In a move that might only prove annoying to reviewers, the first menu that allows one to choice between the widescreen and full-frame versions is only accessible when the disc first spins up; the only way I could move between them was to switch to the other disc tray and then return.
Image Transfer Grade: B-
Audio Transfer Review: If it's Woody, it's mono. As ever, the audio quality perfectly suits the subject matter, with the marvelous musical track present without encroaching upon the predominance of the dialogue.
A French mono track is included, similar in tone and quality. The actress dubbing Farrow is an excellent match.
Audio Transfer Grade: B+
Disc ExtrasStatic menu
Scene Access with 28 cues and remote access
Subtitles/Captions in English, French, Spanish, Portuguese with remote access
1 Original Trailer(s)
1 Other Trailer(s) featuring Manhattan Murder Mystery
Extras Review: An original trailer is offered in full-screen format, which gives the film a more ticklish quality than it actually has. Another for Manhattan Murder Mystery is also presented in full-frame. Twenty-eight chapters dissect the film rather well. The main thing that sets this release apart from the three MGM Woody Allen sets is the absence of the single-fold booklet, which I suddenly found myself missing.

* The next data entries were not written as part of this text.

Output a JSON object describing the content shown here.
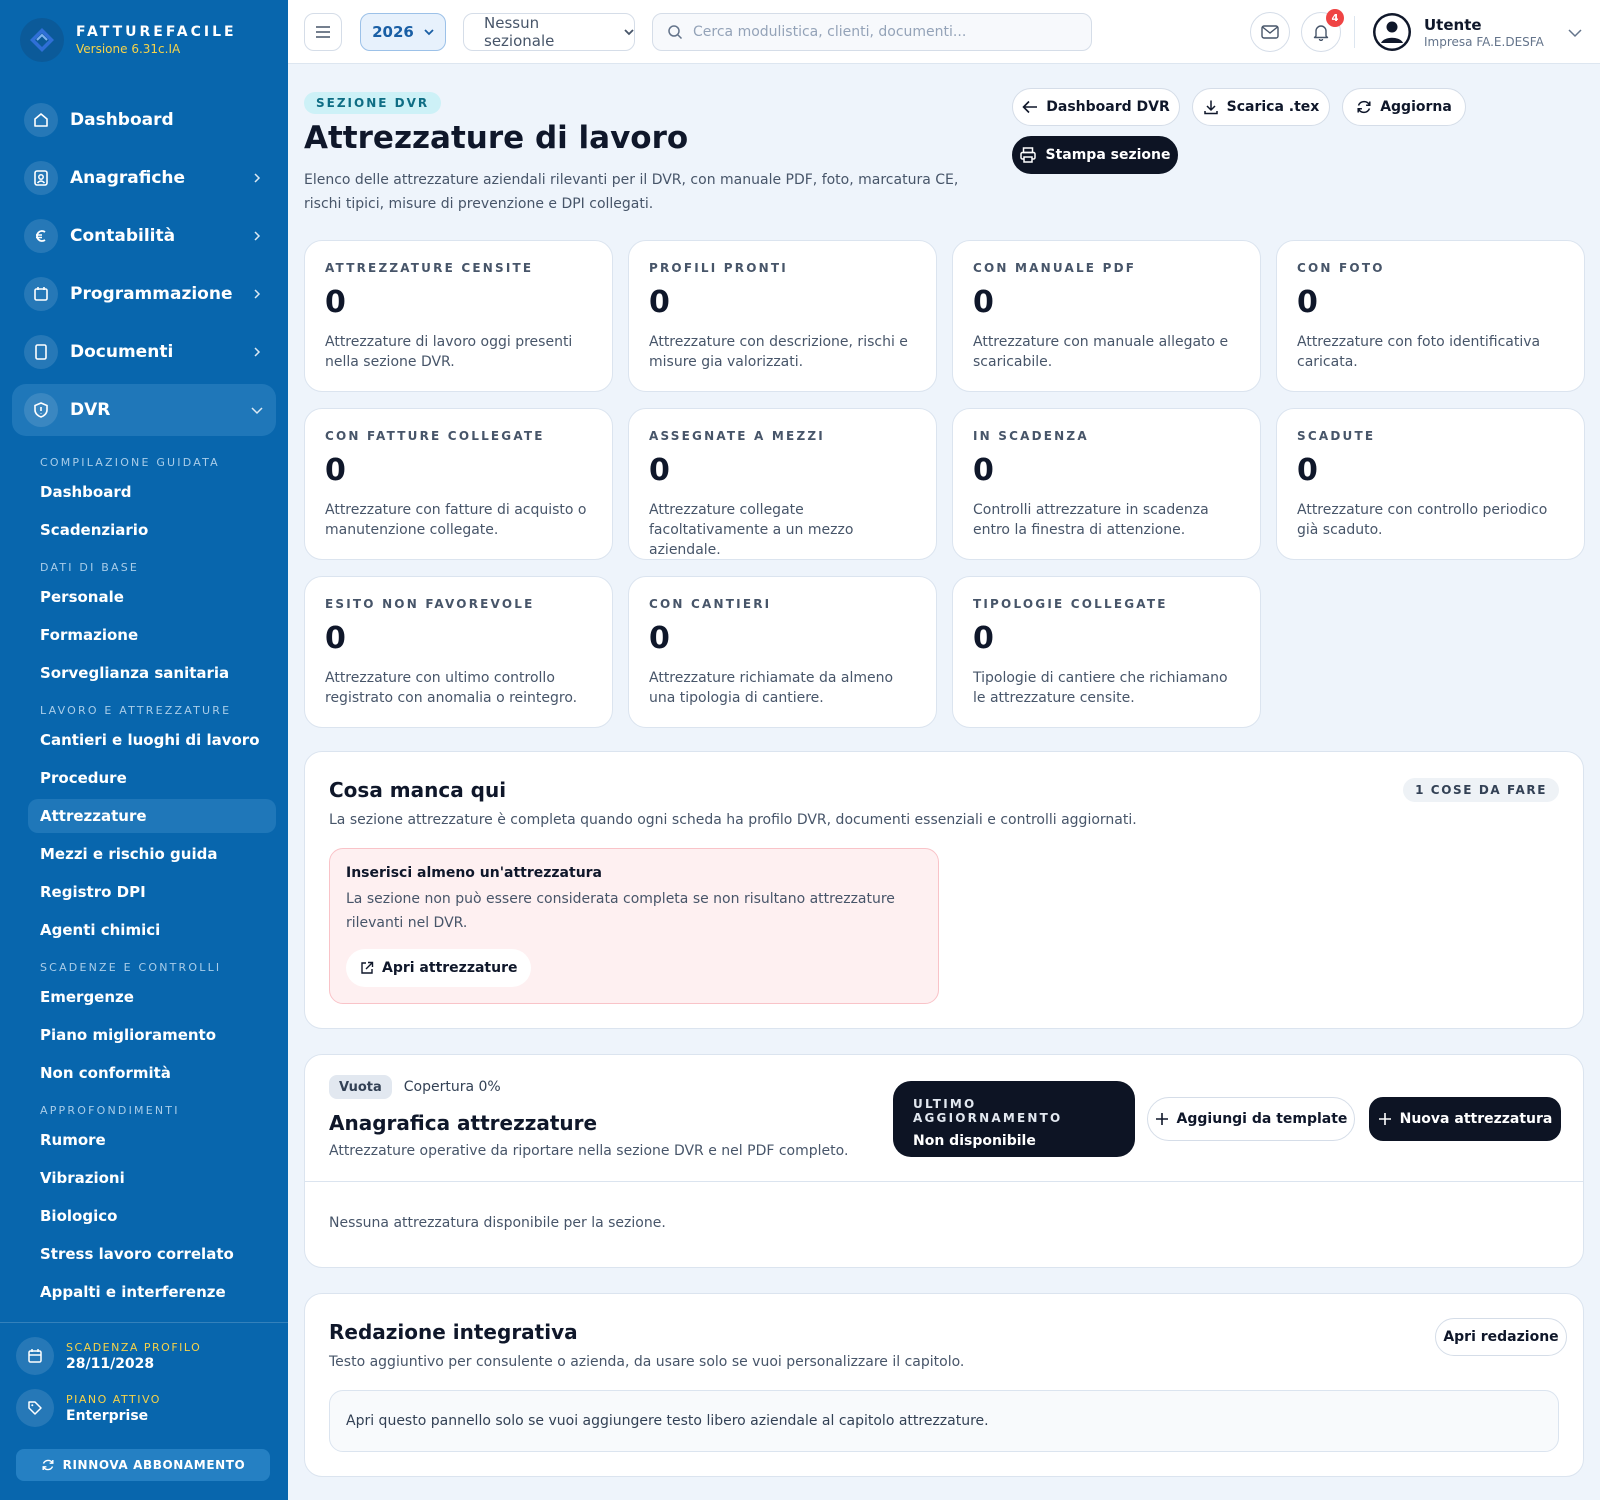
{
  "brand": {
    "name": "FATTUREFACILE",
    "version": "Versione 6.31c.IA"
  },
  "sidebar": {
    "main_items": [
      {
        "label": "Dashboard",
        "icon": "home-icon",
        "has_chevron": false
      },
      {
        "label": "Anagrafiche",
        "icon": "contacts-icon",
        "has_chevron": true
      },
      {
        "label": "Contabilità",
        "icon": "euro-icon",
        "has_chevron": true
      },
      {
        "label": "Programmazione",
        "icon": "calendar-icon",
        "has_chevron": true
      },
      {
        "label": "Documenti",
        "icon": "document-icon",
        "has_chevron": true
      },
      {
        "label": "DVR",
        "icon": "shield-icon",
        "has_chevron": true,
        "expanded": true
      }
    ],
    "groups": [
      {
        "heading": "COMPILAZIONE GUIDATA",
        "items": [
          "Dashboard",
          "Scadenziario"
        ]
      },
      {
        "heading": "DATI DI BASE",
        "items": [
          "Personale",
          "Formazione",
          "Sorveglianza sanitaria"
        ]
      },
      {
        "heading": "LAVORO E ATTREZZATURE",
        "items": [
          "Cantieri e luoghi di lavoro",
          "Procedure",
          "Attrezzature",
          "Mezzi e rischio guida",
          "Registro DPI",
          "Agenti chimici"
        ]
      },
      {
        "heading": "SCADENZE E CONTROLLI",
        "items": [
          "Emergenze",
          "Piano miglioramento",
          "Non conformità"
        ]
      },
      {
        "heading": "APPROFONDIMENTI",
        "items": [
          "Rumore",
          "Vibrazioni",
          "Biologico",
          "Stress lavoro correlato",
          "Appalti e interferenze"
        ]
      }
    ],
    "active_sub_item": "Attrezzature",
    "footer": {
      "expiry_label": "SCADENZA PROFILO",
      "expiry_value": "28/11/2028",
      "plan_label": "PIANO ATTIVO",
      "plan_value": "Enterprise",
      "renew_label": "RINNOVA ABBONAMENTO"
    }
  },
  "topbar": {
    "year": "2026",
    "sezionale": "Nessun sezionale",
    "search_placeholder": "Cerca modulistica, clienti, documenti...",
    "notification_count": "4",
    "user_name": "Utente",
    "user_org": "Impresa FA.E.DESFA"
  },
  "page": {
    "section_tag": "SEZIONE DVR",
    "title": "Attrezzature di lavoro",
    "description": "Elenco delle attrezzature aziendali rilevanti per il DVR, con manuale PDF, foto, marcatura CE, rischi tipici, misure di prevenzione e DPI collegati.",
    "actions": {
      "dashboard": "Dashboard DVR",
      "download": "Scarica .tex",
      "refresh": "Aggiorna",
      "print": "Stampa sezione"
    }
  },
  "stats": [
    {
      "label": "ATTREZZATURE CENSITE",
      "value": "0",
      "desc": "Attrezzature di lavoro oggi presenti nella sezione DVR."
    },
    {
      "label": "PROFILI PRONTI",
      "value": "0",
      "desc": "Attrezzature con descrizione, rischi e misure gia valorizzati."
    },
    {
      "label": "CON MANUALE PDF",
      "value": "0",
      "desc": "Attrezzature con manuale allegato e scaricabile."
    },
    {
      "label": "CON FOTO",
      "value": "0",
      "desc": "Attrezzature con foto identificativa caricata."
    },
    {
      "label": "CON FATTURE COLLEGATE",
      "value": "0",
      "desc": "Attrezzature con fatture di acquisto o manutenzione collegate."
    },
    {
      "label": "ASSEGNATE A MEZZI",
      "value": "0",
      "desc": "Attrezzature collegate facoltativamente a un mezzo aziendale."
    },
    {
      "label": "IN SCADENZA",
      "value": "0",
      "desc": "Controlli attrezzature in scadenza entro la finestra di attenzione."
    },
    {
      "label": "SCADUTE",
      "value": "0",
      "desc": "Attrezzature con controllo periodico già scaduto."
    },
    {
      "label": "ESITO NON FAVOREVOLE",
      "value": "0",
      "desc": "Attrezzature con ultimo controllo registrato con anomalia o reintegro."
    },
    {
      "label": "CON CANTIERI",
      "value": "0",
      "desc": "Attrezzature richiamate da almeno una tipologia di cantiere."
    },
    {
      "label": "TIPOLOGIE COLLEGATE",
      "value": "0",
      "desc": "Tipologie di cantiere che richiamano le attrezzature censite."
    }
  ],
  "missing": {
    "title": "Cosa manca qui",
    "subtitle": "La sezione attrezzature è completa quando ogni scheda ha profilo DVR, documenti essenziali e controlli aggiornati.",
    "todo_badge": "1 COSE DA FARE",
    "alert_title": "Inserisci almeno un'attrezzatura",
    "alert_text": "La sezione non può essere considerata completa se non risultano attrezzature rilevanti nel DVR.",
    "alert_button": "Apri attrezzature"
  },
  "registry": {
    "chip": "Vuota",
    "coverage": "Copertura 0%",
    "title": "Anagrafica attrezzature",
    "subtitle": "Attrezzature operative da riportare nella sezione DVR e nel PDF completo.",
    "last_update_label": "ULTIMO AGGIORNAMENTO",
    "last_update_value": "Non disponibile",
    "add_template": "Aggiungi da template",
    "new_item": "Nuova attrezzatura",
    "empty": "Nessuna attrezzatura disponibile per la sezione."
  },
  "redaction": {
    "title": "Redazione integrativa",
    "subtitle": "Testo aggiuntivo per consulente o azienda, da usare solo se vuoi personalizzare il capitolo.",
    "open_button": "Apri redazione",
    "placeholder_text": "Apri questo pannello solo se vuoi aggiungere testo libero aziendale al capitolo attrezzature."
  },
  "colors": {
    "sidebar": "#0866ad",
    "accent_yellow": "#f6d34a",
    "dark": "#0d1424",
    "alert_bg": "#fef0f1",
    "badge_red": "#ef4444"
  }
}
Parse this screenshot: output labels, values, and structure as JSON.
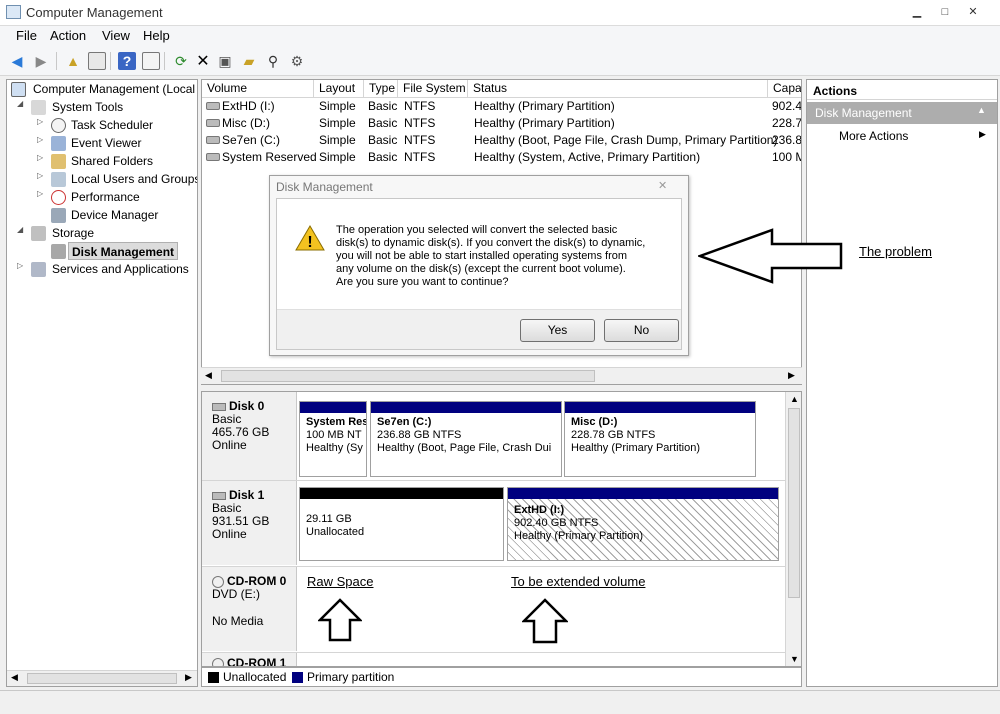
{
  "window": {
    "title": "Computer Management",
    "min_icon": "minimize-icon",
    "max_icon": "maximize-icon",
    "close_icon": "close-icon"
  },
  "menu": {
    "file": "File",
    "action": "Action",
    "view": "View",
    "help": "Help"
  },
  "toolbar_icons": [
    "back-icon",
    "forward-icon",
    "up-folder-icon",
    "show-hide-tree-icon",
    "help-icon",
    "properties-icon",
    "refresh-icon",
    "delete-icon",
    "disk-properties-icon",
    "open-icon",
    "search-icon",
    "settings-icon"
  ],
  "tree": {
    "root": "Computer Management (Local",
    "system_tools": "System Tools",
    "task_scheduler": "Task Scheduler",
    "event_viewer": "Event Viewer",
    "shared_folders": "Shared Folders",
    "local_users": "Local Users and Groups",
    "performance": "Performance",
    "device_manager": "Device Manager",
    "storage": "Storage",
    "disk_management": "Disk Management",
    "services": "Services and Applications"
  },
  "volume_table": {
    "headers": [
      "Volume",
      "Layout",
      "Type",
      "File System",
      "Status",
      "Capac"
    ],
    "rows": [
      {
        "volume": "ExtHD (I:)",
        "layout": "Simple",
        "type": "Basic",
        "fs": "NTFS",
        "status": "Healthy (Primary Partition)",
        "capacity": "902.4"
      },
      {
        "volume": "Misc (D:)",
        "layout": "Simple",
        "type": "Basic",
        "fs": "NTFS",
        "status": "Healthy (Primary Partition)",
        "capacity": "228.7"
      },
      {
        "volume": "Se7en (C:)",
        "layout": "Simple",
        "type": "Basic",
        "fs": "NTFS",
        "status": "Healthy (Boot, Page File, Crash Dump, Primary Partition)",
        "capacity": "236.8"
      },
      {
        "volume": "System Reserved",
        "layout": "Simple",
        "type": "Basic",
        "fs": "NTFS",
        "status": "Healthy (System, Active, Primary Partition)",
        "capacity": "100 M"
      }
    ]
  },
  "disks": {
    "disk0": {
      "name": "Disk 0",
      "type": "Basic",
      "size": "465.76 GB",
      "state": "Online",
      "p1": {
        "name": "System Res",
        "size": "100 MB NT",
        "status": "Healthy (Sy"
      },
      "p2": {
        "name": "Se7en  (C:)",
        "size": "236.88 GB NTFS",
        "status": "Healthy (Boot, Page File, Crash Dui"
      },
      "p3": {
        "name": "Misc  (D:)",
        "size": "228.78 GB NTFS",
        "status": "Healthy (Primary Partition)"
      }
    },
    "disk1": {
      "name": "Disk 1",
      "type": "Basic",
      "size": "931.51 GB",
      "state": "Online",
      "p1": {
        "size": "29.11 GB",
        "status": "Unallocated"
      },
      "p2": {
        "name": "ExtHD  (I:)",
        "size": "902.40 GB NTFS",
        "status": "Healthy (Primary Partition)"
      }
    },
    "cdrom0": {
      "name": "CD-ROM 0",
      "type": "DVD (E:)",
      "state": "No Media"
    },
    "cdrom1": {
      "name": "CD-ROM 1"
    }
  },
  "legend": {
    "unallocated": "Unallocated",
    "primary": "Primary partition"
  },
  "colors": {
    "unallocated": "#000000",
    "primary": "#00007f",
    "selection": "#3399ff"
  },
  "actions": {
    "header": "Actions",
    "section": "Disk Management",
    "more": "More Actions"
  },
  "dialog": {
    "title": "Disk Management",
    "line1": "The operation you selected will convert the selected basic",
    "line2": "disk(s) to dynamic disk(s). If you convert the disk(s) to dynamic,",
    "line3": "you will not be able to start installed operating systems from",
    "line4": "any volume on the disk(s) (except the current boot volume).",
    "line5": "Are you sure you want to continue?",
    "yes": "Yes",
    "no": "No"
  },
  "annotations": {
    "problem": "The problem",
    "raw": "Raw Space",
    "extended": "To be extended volume"
  }
}
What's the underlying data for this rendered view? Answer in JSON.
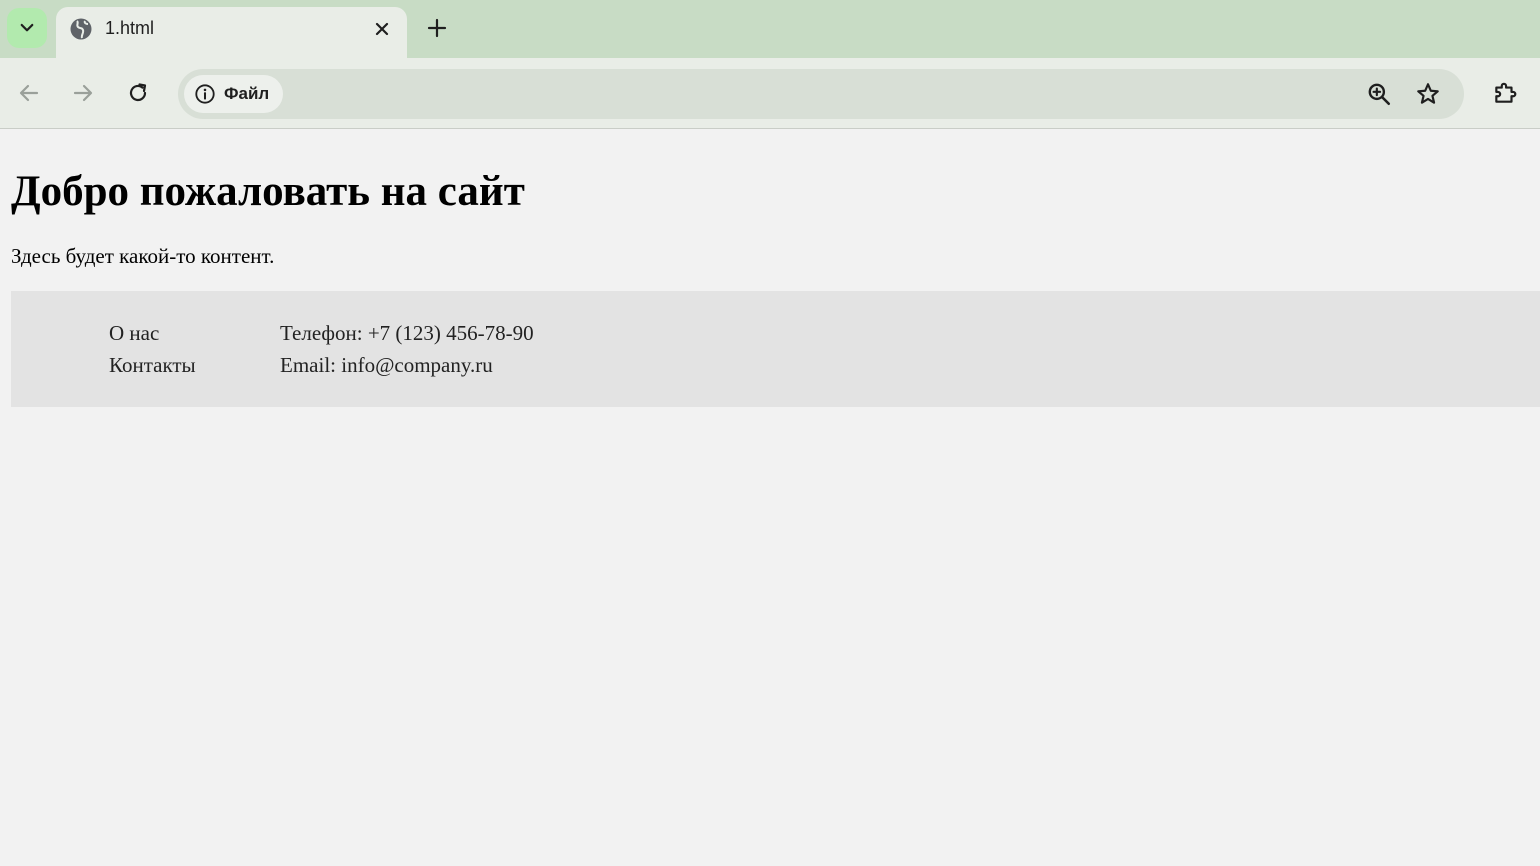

Subtitles in English, French, Spanish and Portuguese are provided.
Extras Grade: D
Final Comments"The only time Rifkin and his wife experienced simultaneous orgasm is when the judge handed them their divorce papers."
While it is difficult to categorize this film as a comedy, it is impossible to call it a drama with lines like this. Allen says that in Husbands and Wives, he broke free of the "prettiness" and "precision" of the past in order to cut to the heart of his subject matter. Indeed he does, with bravura.